A new $20 million National Science Foundation (NSF) grant, administered by the Established Program to Stimulate Competitive Research (EPSCoR), will support interdisciplinary research to benefit Oklahoma.
During the five-year award, a team of 34 researchers from Oklahoma State University, University of Oklahoma, University of Tulsa, Southwestern Oklahoma State University, Langston University, East Central University and Noble Research Institute will develop and test science-based solutions for complex problems at the intersection of land use, water availability and infrastructure.
“The State Regents are pleased to partner on this grant opportunity,” said Chancellor Glen D. Johnson. “This valuable research will help generate solutions to a pressing need, while also encouraging participation in the science, technology, engineering and mathematics fields. The enhanced emphasis on STEM will result in a more educated and diverse scientific workforce for our state.”
The award will be managed by Dr. Raymond Huhnke, Oklahoma EPSCoR project director and OSU Regents Professor. Co-lead researchers on the multi-institutional collaborative project are Drs. Hank Jenkins-Smith and Carol Silva, co-associate directors of the OU National Institute for Risk and Resilience and professors of political science at OU.

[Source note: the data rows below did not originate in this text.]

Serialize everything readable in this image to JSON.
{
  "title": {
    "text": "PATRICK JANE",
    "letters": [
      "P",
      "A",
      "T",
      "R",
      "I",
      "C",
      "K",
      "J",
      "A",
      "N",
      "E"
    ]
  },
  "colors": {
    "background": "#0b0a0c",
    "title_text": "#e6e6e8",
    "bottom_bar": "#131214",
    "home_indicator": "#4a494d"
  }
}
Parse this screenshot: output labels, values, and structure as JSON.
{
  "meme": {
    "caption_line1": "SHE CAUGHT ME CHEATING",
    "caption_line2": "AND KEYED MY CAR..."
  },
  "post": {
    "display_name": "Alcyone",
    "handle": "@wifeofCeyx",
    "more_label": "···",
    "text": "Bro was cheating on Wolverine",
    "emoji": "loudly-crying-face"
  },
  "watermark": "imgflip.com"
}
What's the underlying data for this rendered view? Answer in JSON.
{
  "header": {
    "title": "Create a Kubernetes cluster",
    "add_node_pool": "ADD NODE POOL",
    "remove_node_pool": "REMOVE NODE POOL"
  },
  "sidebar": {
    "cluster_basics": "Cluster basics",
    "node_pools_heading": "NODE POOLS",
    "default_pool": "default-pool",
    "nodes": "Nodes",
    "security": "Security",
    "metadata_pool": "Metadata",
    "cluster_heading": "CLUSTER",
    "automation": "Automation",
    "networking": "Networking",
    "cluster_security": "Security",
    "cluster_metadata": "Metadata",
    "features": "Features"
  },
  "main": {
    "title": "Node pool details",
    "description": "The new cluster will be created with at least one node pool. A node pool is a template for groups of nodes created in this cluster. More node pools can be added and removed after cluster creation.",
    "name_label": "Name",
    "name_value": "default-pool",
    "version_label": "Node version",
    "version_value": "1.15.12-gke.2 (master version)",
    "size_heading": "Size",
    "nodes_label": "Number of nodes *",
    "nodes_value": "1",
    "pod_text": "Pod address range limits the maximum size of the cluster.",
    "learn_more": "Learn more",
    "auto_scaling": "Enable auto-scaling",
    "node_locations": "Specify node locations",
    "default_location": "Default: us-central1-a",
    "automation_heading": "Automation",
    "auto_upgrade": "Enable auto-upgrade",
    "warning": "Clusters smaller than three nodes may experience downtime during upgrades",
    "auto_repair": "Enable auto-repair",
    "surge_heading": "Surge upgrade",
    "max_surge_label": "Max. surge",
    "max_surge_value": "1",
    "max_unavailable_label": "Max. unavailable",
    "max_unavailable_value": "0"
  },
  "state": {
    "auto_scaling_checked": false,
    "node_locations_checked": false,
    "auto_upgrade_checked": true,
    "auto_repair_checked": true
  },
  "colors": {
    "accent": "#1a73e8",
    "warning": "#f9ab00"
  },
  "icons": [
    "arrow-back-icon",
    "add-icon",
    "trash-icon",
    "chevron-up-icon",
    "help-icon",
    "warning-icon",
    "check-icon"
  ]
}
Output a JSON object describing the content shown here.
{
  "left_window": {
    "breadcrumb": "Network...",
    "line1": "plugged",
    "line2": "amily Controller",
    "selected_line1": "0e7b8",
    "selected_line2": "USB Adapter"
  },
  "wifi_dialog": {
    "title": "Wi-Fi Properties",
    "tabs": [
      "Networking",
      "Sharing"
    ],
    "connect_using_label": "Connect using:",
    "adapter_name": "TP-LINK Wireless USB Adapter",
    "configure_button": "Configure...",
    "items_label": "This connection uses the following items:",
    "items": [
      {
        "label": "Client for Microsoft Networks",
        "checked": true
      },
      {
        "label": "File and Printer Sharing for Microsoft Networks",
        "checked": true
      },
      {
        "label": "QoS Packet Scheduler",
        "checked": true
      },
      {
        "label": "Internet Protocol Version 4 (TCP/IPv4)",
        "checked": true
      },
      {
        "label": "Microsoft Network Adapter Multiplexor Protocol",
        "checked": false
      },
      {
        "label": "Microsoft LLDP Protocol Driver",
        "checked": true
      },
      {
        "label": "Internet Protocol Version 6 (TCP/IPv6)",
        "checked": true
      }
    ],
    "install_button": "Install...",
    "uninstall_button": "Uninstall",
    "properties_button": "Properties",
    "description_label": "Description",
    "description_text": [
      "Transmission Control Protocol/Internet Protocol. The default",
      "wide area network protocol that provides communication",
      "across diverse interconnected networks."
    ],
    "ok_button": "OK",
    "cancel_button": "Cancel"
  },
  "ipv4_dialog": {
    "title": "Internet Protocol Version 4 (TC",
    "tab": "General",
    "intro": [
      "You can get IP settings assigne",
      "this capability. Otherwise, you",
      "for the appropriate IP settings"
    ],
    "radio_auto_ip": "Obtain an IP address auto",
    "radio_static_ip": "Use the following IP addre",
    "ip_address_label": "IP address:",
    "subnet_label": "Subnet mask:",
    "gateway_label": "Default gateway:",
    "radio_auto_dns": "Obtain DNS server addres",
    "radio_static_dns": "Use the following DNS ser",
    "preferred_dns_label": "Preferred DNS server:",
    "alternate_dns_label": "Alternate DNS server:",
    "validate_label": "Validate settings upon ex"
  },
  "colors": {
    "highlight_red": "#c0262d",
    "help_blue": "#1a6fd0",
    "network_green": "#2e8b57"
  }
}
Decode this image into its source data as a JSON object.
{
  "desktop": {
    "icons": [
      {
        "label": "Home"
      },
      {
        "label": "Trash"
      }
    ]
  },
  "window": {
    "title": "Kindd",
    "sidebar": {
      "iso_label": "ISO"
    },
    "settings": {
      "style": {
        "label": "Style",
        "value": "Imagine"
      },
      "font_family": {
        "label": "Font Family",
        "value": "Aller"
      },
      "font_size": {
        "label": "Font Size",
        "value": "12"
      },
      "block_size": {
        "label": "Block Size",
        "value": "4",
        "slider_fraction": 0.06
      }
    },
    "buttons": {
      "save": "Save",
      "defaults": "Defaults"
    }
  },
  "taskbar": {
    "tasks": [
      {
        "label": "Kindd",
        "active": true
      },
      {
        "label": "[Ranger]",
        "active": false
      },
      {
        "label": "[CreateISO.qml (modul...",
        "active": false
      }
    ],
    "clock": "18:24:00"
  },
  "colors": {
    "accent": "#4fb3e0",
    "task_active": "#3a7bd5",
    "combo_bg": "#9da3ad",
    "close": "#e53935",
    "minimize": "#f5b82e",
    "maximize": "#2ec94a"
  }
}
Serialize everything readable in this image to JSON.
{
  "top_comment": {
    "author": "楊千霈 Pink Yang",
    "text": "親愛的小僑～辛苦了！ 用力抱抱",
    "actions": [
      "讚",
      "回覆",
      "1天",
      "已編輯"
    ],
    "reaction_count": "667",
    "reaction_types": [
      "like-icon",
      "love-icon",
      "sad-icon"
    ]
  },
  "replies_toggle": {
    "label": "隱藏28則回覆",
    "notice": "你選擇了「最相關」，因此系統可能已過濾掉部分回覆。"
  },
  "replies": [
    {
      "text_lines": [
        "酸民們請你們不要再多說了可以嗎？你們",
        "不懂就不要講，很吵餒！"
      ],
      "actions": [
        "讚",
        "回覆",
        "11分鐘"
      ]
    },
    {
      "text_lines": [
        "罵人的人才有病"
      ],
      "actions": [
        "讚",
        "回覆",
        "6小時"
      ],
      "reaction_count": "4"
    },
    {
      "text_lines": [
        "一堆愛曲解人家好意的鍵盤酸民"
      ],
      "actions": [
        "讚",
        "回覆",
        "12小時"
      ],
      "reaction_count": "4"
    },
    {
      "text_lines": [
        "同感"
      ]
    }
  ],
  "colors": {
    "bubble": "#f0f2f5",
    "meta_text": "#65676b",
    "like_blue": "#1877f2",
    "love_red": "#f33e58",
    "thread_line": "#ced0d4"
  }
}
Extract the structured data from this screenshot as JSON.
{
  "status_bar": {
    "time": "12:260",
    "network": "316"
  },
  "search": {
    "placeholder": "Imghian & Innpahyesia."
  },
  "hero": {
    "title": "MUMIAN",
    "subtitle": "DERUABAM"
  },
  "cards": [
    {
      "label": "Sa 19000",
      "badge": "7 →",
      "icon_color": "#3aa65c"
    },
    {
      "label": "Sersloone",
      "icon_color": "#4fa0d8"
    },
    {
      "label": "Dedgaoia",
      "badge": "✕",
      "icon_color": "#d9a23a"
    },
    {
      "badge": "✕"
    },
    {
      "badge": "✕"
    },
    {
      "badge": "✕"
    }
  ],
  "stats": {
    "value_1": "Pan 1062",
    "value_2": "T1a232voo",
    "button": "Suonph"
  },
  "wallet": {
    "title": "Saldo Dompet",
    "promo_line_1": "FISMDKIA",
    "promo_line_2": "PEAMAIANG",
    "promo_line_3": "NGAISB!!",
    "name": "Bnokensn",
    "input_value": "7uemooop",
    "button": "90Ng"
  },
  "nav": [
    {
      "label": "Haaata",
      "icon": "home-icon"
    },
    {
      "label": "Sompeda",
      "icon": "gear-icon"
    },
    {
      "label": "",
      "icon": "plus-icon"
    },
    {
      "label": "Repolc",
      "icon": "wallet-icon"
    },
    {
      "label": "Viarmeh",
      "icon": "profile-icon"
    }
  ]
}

“The people of Oklahoma are facing complex problems at the intersection of land use, water availability and infrastructure, and this project aims to answer whether an approach combining atmospheric and land sciences with social science can generate sustainable solutions,” said NSF EPSCoR program officer Chinonye Nnakwe Whitley. “The project also offers the potential to promote STEM education and efforts to broaden the participation of women and underrepresented racial and ethnic minorities in STEM disciplines.”
The grant is expected to provide education and workforce development programming to more than 150,000 Oklahomans of all ages. The Oklahoma State Regents for Higher Education will provide matching support for this grant.
“The project is unique in that it couples a systematic, ongoing engagement with Oklahoma citizens and opinion leaders with hard science,” explained Dr. Jenkins-Smith. “By working hand-in-hand with our fellow Oklahomans, researchers will utilize alternative solutions that accommodate the pressing needs of citizens, decision-makers and the environment.”